A symbolic regression-based tool for generating interpretable and accurate score tables for shortened clinical questionnaires
Simply input the name of the Excel file containing the survey response. For example: filename = "survery_response.xlsx"
The Excel file must contain the input variables as column names (e.g age, weight, BMI, etc) and the target variables. For regression tasks, the target variable is the total score of the input variables and for the classification tasks, the target variable is the diagnosis, where the entry is 0 for not having the disease and 1 as not having the disease.
Furthermore, the specific task should be specified here. For the variable task: Write 0 for regression task and write 1 for classification task.
(Ignore this if your task is a classification task) Input the necessary information regarding the shortened questionnaire responses:
-
Selected categorical variables For categorical questions where the responses increase with increasing severity, please provide the column names for the selected categorical variables and the response list. For example, if the selected questions have column names 23, 28, 39, 51, 58, 60, then write selected_categorical_variables = [23, 28, 39, 51, 58, 60]
-
Categorical response list If the possible responses are 1 - No, 2 - Slight, 3 - Moderate, 4 - Severe, then write down categorical_response_list = [1, 2, 3, 4]
-
Maximum number of items in questionnaire Please also input the maximum number of items in the questionnaire. For example, for the MCQI, there are 60 total items so max_items = 60.

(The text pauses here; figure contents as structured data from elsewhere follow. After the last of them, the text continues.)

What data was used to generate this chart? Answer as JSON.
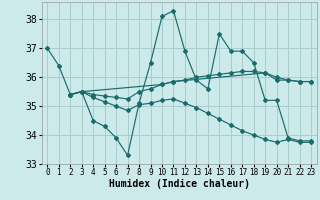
{
  "xlabel": "Humidex (Indice chaleur)",
  "xlim": [
    -0.5,
    23.5
  ],
  "ylim": [
    33,
    38.6
  ],
  "yticks": [
    33,
    34,
    35,
    36,
    37,
    38
  ],
  "xticks": [
    0,
    1,
    2,
    3,
    4,
    5,
    6,
    7,
    8,
    9,
    10,
    11,
    12,
    13,
    14,
    15,
    16,
    17,
    18,
    19,
    20,
    21,
    22,
    23
  ],
  "bg_color": "#cceaea",
  "grid_color": "#aacccc",
  "line_color": "#1a6b6b",
  "lines": [
    {
      "x": [
        0,
        1,
        2,
        3,
        4,
        5,
        6,
        7,
        8,
        9,
        10,
        11,
        12,
        13,
        14,
        15,
        16,
        17,
        18,
        19,
        20,
        21,
        22,
        23
      ],
      "y": [
        37.0,
        36.4,
        35.4,
        35.5,
        34.5,
        34.3,
        33.9,
        33.3,
        35.1,
        36.5,
        38.1,
        38.3,
        36.9,
        35.9,
        35.6,
        37.5,
        36.9,
        36.9,
        36.5,
        35.2,
        35.2,
        33.9,
        33.8,
        33.8
      ]
    },
    {
      "x": [
        2,
        3,
        4,
        5,
        6,
        7,
        8,
        9,
        10,
        11,
        12,
        13,
        14,
        15,
        16,
        17,
        18,
        19,
        20,
        21,
        22,
        23
      ],
      "y": [
        35.4,
        35.5,
        35.4,
        35.35,
        35.3,
        35.25,
        35.5,
        35.6,
        35.75,
        35.85,
        35.9,
        36.0,
        36.05,
        36.1,
        36.15,
        36.2,
        36.2,
        36.15,
        36.0,
        35.9,
        35.85,
        35.85
      ]
    },
    {
      "x": [
        2,
        3,
        4,
        5,
        6,
        7,
        8,
        9,
        10,
        11,
        12,
        13,
        14,
        15,
        16,
        17,
        18,
        19,
        20,
        21,
        22,
        23
      ],
      "y": [
        35.4,
        35.5,
        35.3,
        35.15,
        35.0,
        34.85,
        35.05,
        35.1,
        35.2,
        35.25,
        35.1,
        34.95,
        34.75,
        34.55,
        34.35,
        34.15,
        34.0,
        33.85,
        33.75,
        33.85,
        33.75,
        33.75
      ]
    },
    {
      "x": [
        2,
        3,
        10,
        11,
        19,
        20,
        21,
        22,
        23
      ],
      "y": [
        35.4,
        35.5,
        35.75,
        35.85,
        36.15,
        35.9,
        35.9,
        35.85,
        35.85
      ]
    }
  ]
}
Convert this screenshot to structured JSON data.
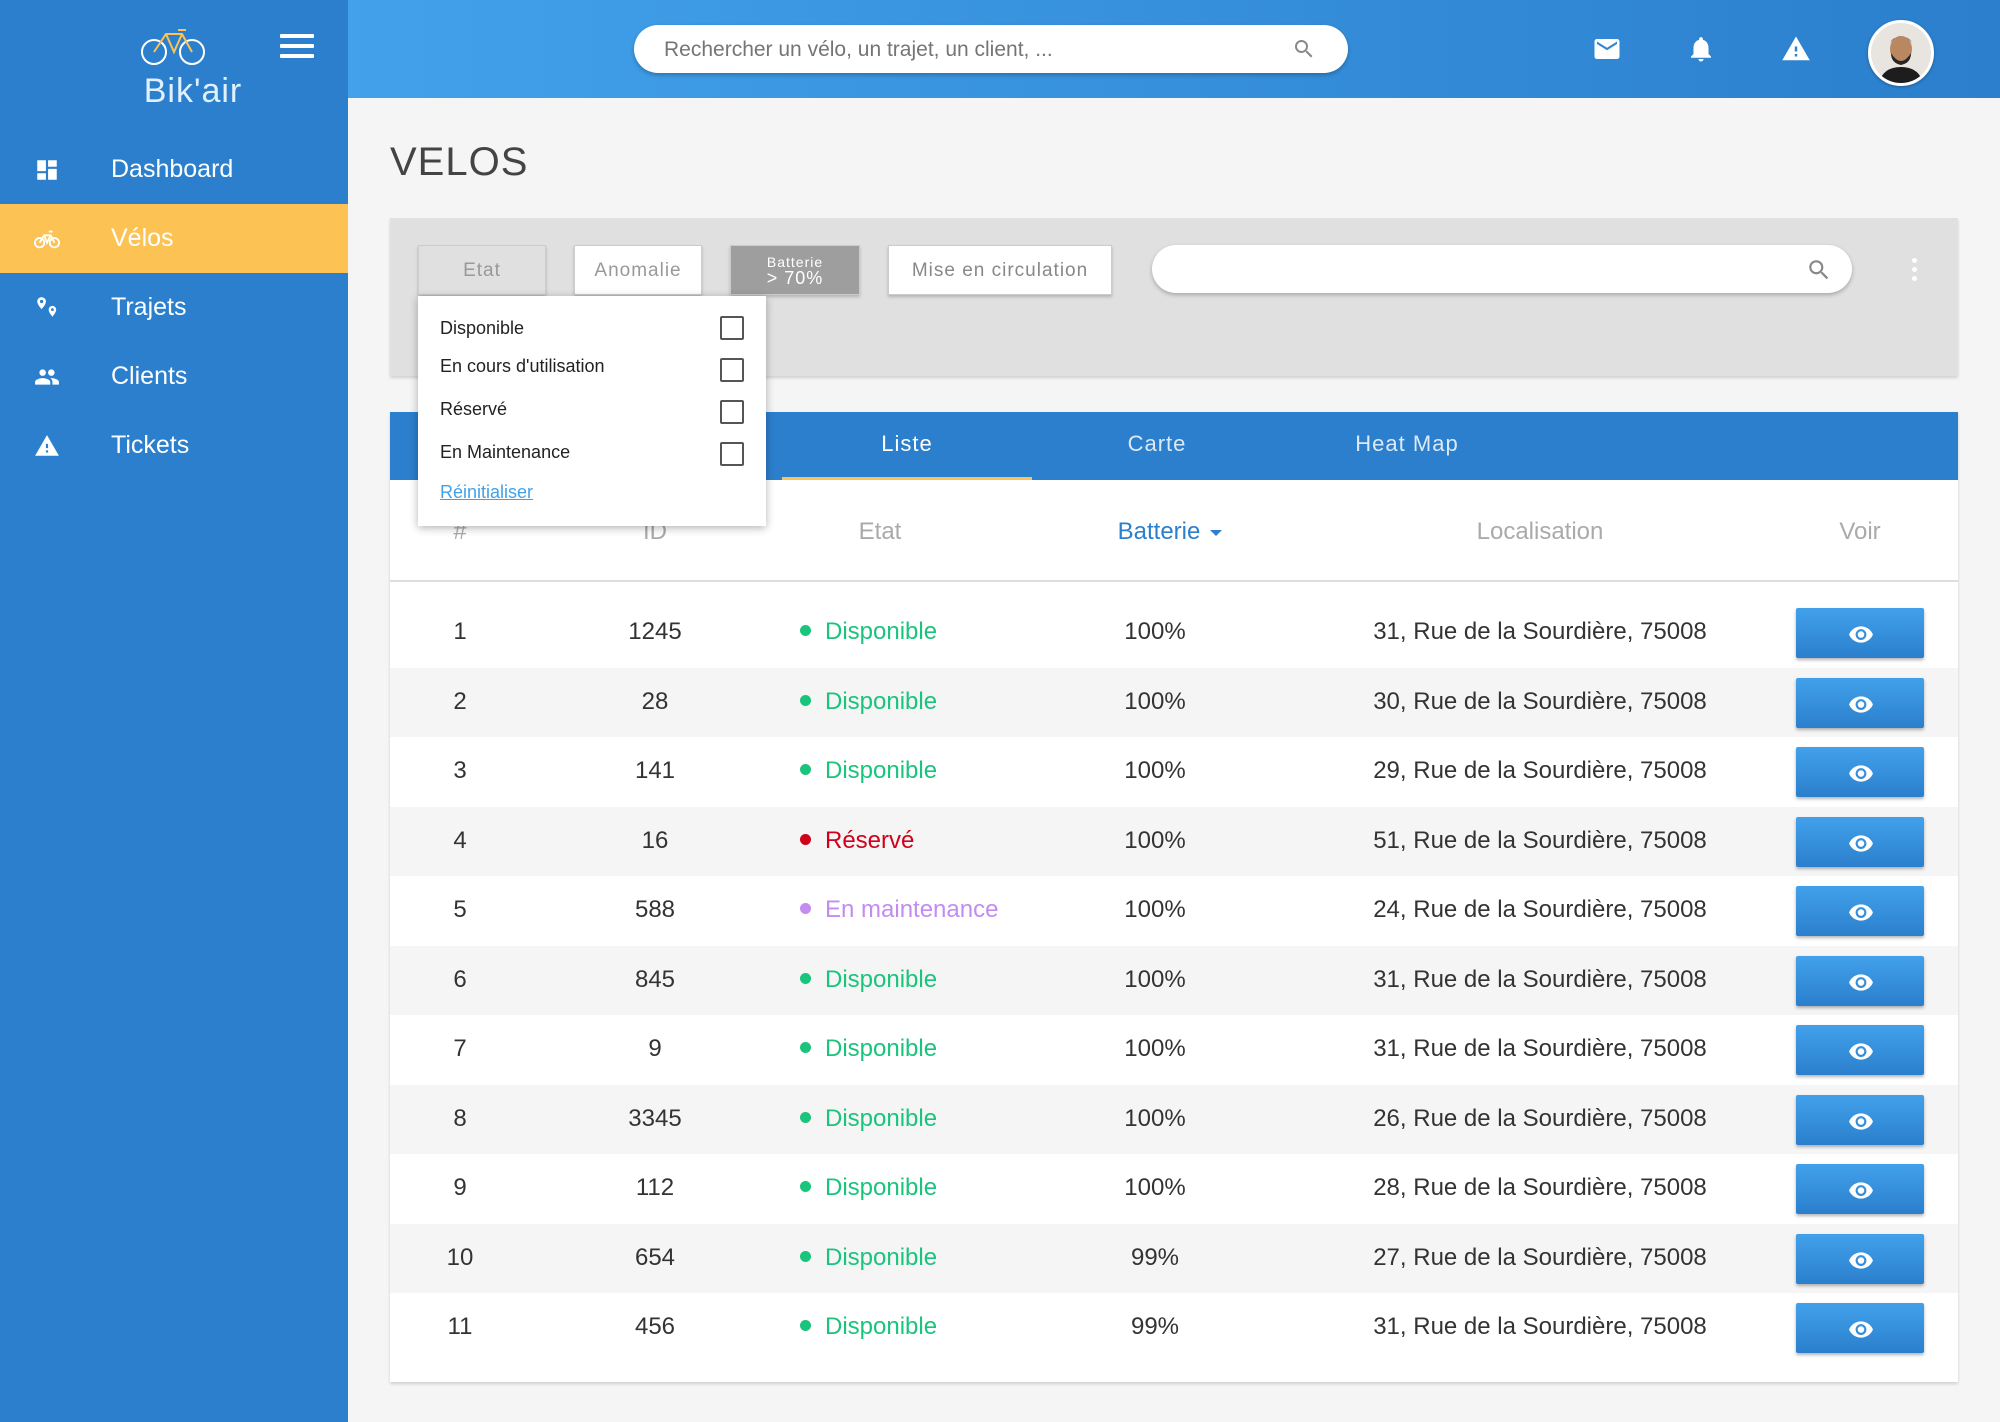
{
  "app": {
    "logo_text": "Bik'air"
  },
  "sidebar": {
    "items": [
      {
        "label": "Dashboard",
        "icon": "dashboard-icon",
        "active": false
      },
      {
        "label": "Vélos",
        "icon": "bike-icon",
        "active": true
      },
      {
        "label": "Trajets",
        "icon": "map-pins-icon",
        "active": false
      },
      {
        "label": "Clients",
        "icon": "people-icon",
        "active": false
      },
      {
        "label": "Tickets",
        "icon": "warning-icon",
        "active": false
      }
    ]
  },
  "topbar": {
    "search_placeholder": "Rechercher un vélo, un trajet, un client, ...",
    "icons": [
      "mail-icon",
      "bell-icon",
      "alert-icon",
      "avatar"
    ]
  },
  "page": {
    "title": "VELOS"
  },
  "filters": {
    "etat_label": "Etat",
    "anomalie_label": "Anomalie",
    "batterie_label": "Batterie",
    "batterie_value": "> 70%",
    "mise_label": "Mise en circulation",
    "search_placeholder": ""
  },
  "etat_dropdown": {
    "options": [
      {
        "label": "Disponible",
        "checked": false
      },
      {
        "label": "En cours d'utilisation",
        "checked": false
      },
      {
        "label": "Réservé",
        "checked": false
      },
      {
        "label": "En Maintenance",
        "checked": false
      }
    ],
    "reset_label": "Réinitialiser"
  },
  "tabs": [
    {
      "label": "Liste",
      "active": true
    },
    {
      "label": "Carte",
      "active": false
    },
    {
      "label": "Heat Map",
      "active": false
    }
  ],
  "table": {
    "headers": {
      "num": "#",
      "id": "ID",
      "etat": "Etat",
      "batterie": "Batterie",
      "localisation": "Localisation",
      "voir": "Voir"
    },
    "sorted_by": "Batterie",
    "rows": [
      {
        "num": "1",
        "id": "1245",
        "etat": "Disponible",
        "status": "disponible",
        "batterie": "100%",
        "localisation": "31, Rue de la Sourdière, 75008"
      },
      {
        "num": "2",
        "id": "28",
        "etat": "Disponible",
        "status": "disponible",
        "batterie": "100%",
        "localisation": "30, Rue de la Sourdière, 75008"
      },
      {
        "num": "3",
        "id": "141",
        "etat": "Disponible",
        "status": "disponible",
        "batterie": "100%",
        "localisation": "29, Rue de la Sourdière, 75008"
      },
      {
        "num": "4",
        "id": "16",
        "etat": "Réservé",
        "status": "reserve",
        "batterie": "100%",
        "localisation": "51, Rue de la Sourdière, 75008"
      },
      {
        "num": "5",
        "id": "588",
        "etat": "En maintenance",
        "status": "maintenance",
        "batterie": "100%",
        "localisation": "24, Rue de la Sourdière, 75008"
      },
      {
        "num": "6",
        "id": "845",
        "etat": "Disponible",
        "status": "disponible",
        "batterie": "100%",
        "localisation": "31, Rue de la Sourdière, 75008"
      },
      {
        "num": "7",
        "id": "9",
        "etat": "Disponible",
        "status": "disponible",
        "batterie": "100%",
        "localisation": "31, Rue de la Sourdière, 75008"
      },
      {
        "num": "8",
        "id": "3345",
        "etat": "Disponible",
        "status": "disponible",
        "batterie": "100%",
        "localisation": "26, Rue de la Sourdière, 75008"
      },
      {
        "num": "9",
        "id": "112",
        "etat": "Disponible",
        "status": "disponible",
        "batterie": "100%",
        "localisation": "28, Rue de la Sourdière, 75008"
      },
      {
        "num": "10",
        "id": "654",
        "etat": "Disponible",
        "status": "disponible",
        "batterie": "99%",
        "localisation": "27, Rue de la Sourdière, 75008"
      },
      {
        "num": "11",
        "id": "456",
        "etat": "Disponible",
        "status": "disponible",
        "batterie": "99%",
        "localisation": "31, Rue de la Sourdière, 75008"
      }
    ]
  },
  "colors": {
    "primary": "#2b7fcd",
    "accent": "#fcc354",
    "disponible": "#1bc47d",
    "reserve": "#d0021b",
    "maintenance": "#c38cf0"
  }
}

(Ignore this if your task is a regression task) Input the necessary information regarding the shortened questionnaire responses:
-
Diagnosis column Here, indicate the column name that contains the target value. In this case, the diagnosis for COMISA has column name 1. OSA so we write diagnosis_column = "1. OSA".
-
Selected categorical variables For categorical questions where the responses increase with increasing severity, please provide the column names for the selected categorical variables and the response list. For example, if the selected questions have column names "ISI1a", "ISI1b", "ISI1c", "ISI2", "ISI5", then write categorical_items = ["ISI1a", "ISI1b", "ISI1c", "ISI2", "ISI5"].
-
Categorical response list Additionally, if the possible responses are 1 - No, 2 - Slight, 3 - Moderate, 4 - Severe, then write down categorical_response_list = [1, 2, 3, 4]
-
Binary variables If the questions contain binary variables, then indicate it. For example, for the variable sex, write categorical_items_binary = ['sex'] and binary_variables = ['Male', 'Female']
-
Float variablles Similarly indicate the float variables by writing the column names. For example here, float_items = ["age", "weight", "BMI"].
-
Step size Please also indicate the step sizes for the float items. These step sizes indicate how accurate you want your response grouping to be. For example, a step size of 1 will check if the grouping is optimal for every 1-step increase in value, while a step size of 10 will check for groupings after every 10 unit increase.